The Strad's experts evaluate the latest string recordings
Pijper: Violin sonatas nos.1 & 2, Sonata for solo violin ESCHER Violin Sonata. Voormolen: Pastorale. De Leeuw: Sonatina. Graffin/Blanken: Improvisation on ‘Midden in de winternacht’
A rare outing on disc for 20th-century Dutch violin music
Thursday, 01 September 2011
Philippe Graffin (violin) Jelger Blanken (piano)
Pijper, Escher, Voormolen, De Leeuw, Graffin/Blanken
Onyx Classics ONYX 4080
A whole disc of little-known Dutch music might seem an esoteric proposition, but French violinist Philippe Graffin’s sumptuous, committed performances make a strong case that these works should be far better known. Graffin studied in the Netherlands and admits to being an admirer of the country’s musical life, and he proves a highly persuasive advocate for the works he plays here.
The three sonatas by Willem Pijper display wildly different styles – from the influence of Debussy and Ravel in the first to spiky dissonances in the solo sonata – but Graffin brings both intensity and elegance to them all. He has a gloriously velvety sound in the opening of the First Sonata, yet he brings alive the nuances of the elusive but intriguing Second Sonata.

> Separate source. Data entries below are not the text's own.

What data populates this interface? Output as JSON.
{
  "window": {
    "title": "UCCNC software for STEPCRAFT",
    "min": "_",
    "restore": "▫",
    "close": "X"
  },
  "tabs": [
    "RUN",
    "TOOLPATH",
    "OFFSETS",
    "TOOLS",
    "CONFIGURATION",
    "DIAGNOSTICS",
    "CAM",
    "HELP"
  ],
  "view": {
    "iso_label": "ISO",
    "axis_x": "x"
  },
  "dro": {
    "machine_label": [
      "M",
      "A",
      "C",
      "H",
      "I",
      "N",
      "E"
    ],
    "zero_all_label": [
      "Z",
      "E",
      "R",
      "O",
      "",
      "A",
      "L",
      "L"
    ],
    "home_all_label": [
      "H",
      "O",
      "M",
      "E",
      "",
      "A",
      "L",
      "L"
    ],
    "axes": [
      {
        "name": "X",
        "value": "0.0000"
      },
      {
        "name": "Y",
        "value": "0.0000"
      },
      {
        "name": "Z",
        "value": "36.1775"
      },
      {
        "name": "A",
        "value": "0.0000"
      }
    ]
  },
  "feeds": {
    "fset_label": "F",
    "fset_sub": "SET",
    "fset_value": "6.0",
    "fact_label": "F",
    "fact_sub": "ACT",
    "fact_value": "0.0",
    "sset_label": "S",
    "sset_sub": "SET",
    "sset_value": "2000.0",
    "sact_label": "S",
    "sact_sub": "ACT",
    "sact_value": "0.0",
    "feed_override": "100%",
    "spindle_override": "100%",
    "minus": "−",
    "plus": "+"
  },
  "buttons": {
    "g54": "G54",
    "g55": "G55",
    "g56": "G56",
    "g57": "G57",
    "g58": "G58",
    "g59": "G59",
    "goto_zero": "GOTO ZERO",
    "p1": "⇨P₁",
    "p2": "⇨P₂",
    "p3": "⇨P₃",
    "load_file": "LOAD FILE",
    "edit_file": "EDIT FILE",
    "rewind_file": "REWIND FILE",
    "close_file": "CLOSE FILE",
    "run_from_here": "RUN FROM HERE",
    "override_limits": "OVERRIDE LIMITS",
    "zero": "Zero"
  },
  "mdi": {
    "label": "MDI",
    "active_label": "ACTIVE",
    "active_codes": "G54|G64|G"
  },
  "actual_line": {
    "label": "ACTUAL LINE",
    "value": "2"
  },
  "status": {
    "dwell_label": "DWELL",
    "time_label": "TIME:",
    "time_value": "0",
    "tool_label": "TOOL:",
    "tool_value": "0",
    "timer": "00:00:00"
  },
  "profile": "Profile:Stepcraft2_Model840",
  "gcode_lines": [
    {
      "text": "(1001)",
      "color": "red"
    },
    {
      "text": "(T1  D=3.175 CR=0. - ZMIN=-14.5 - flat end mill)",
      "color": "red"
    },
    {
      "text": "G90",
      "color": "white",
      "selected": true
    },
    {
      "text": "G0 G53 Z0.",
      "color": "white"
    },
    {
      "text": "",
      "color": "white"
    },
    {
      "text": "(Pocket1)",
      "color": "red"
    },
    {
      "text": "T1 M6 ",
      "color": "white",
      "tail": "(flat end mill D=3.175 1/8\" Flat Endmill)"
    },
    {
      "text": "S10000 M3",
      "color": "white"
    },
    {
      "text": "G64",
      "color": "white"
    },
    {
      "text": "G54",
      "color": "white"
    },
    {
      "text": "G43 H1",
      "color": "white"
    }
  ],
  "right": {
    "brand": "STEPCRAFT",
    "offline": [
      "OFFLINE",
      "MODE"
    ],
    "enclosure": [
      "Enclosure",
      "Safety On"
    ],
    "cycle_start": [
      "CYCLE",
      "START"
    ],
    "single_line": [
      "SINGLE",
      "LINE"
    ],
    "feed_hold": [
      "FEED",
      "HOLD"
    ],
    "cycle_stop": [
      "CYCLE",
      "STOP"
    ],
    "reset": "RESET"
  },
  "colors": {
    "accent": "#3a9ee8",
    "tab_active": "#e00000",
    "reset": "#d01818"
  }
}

Rudolf Escher’s Violin Sonata (1950) is more serious, at times even angry, and Graffin responds with passionate playing and superb control as the music progresses to its ecstatic major-key conclusion. He sounds as though he was born to play Alexander Voormolen’s Pastorale (1940), a charming piece that combines French poise with Dutch seriousness and highlights Graffin’s suppleness and grace.
Pianist Jelger Blanken is a sensitive partner, and he has some beautifully voiced chords and nimble figurations throughout the disc. Recorded sound is warm and truthful, but in some of the denser moments of the Escher Sonata the piano threatens to drown out the violin.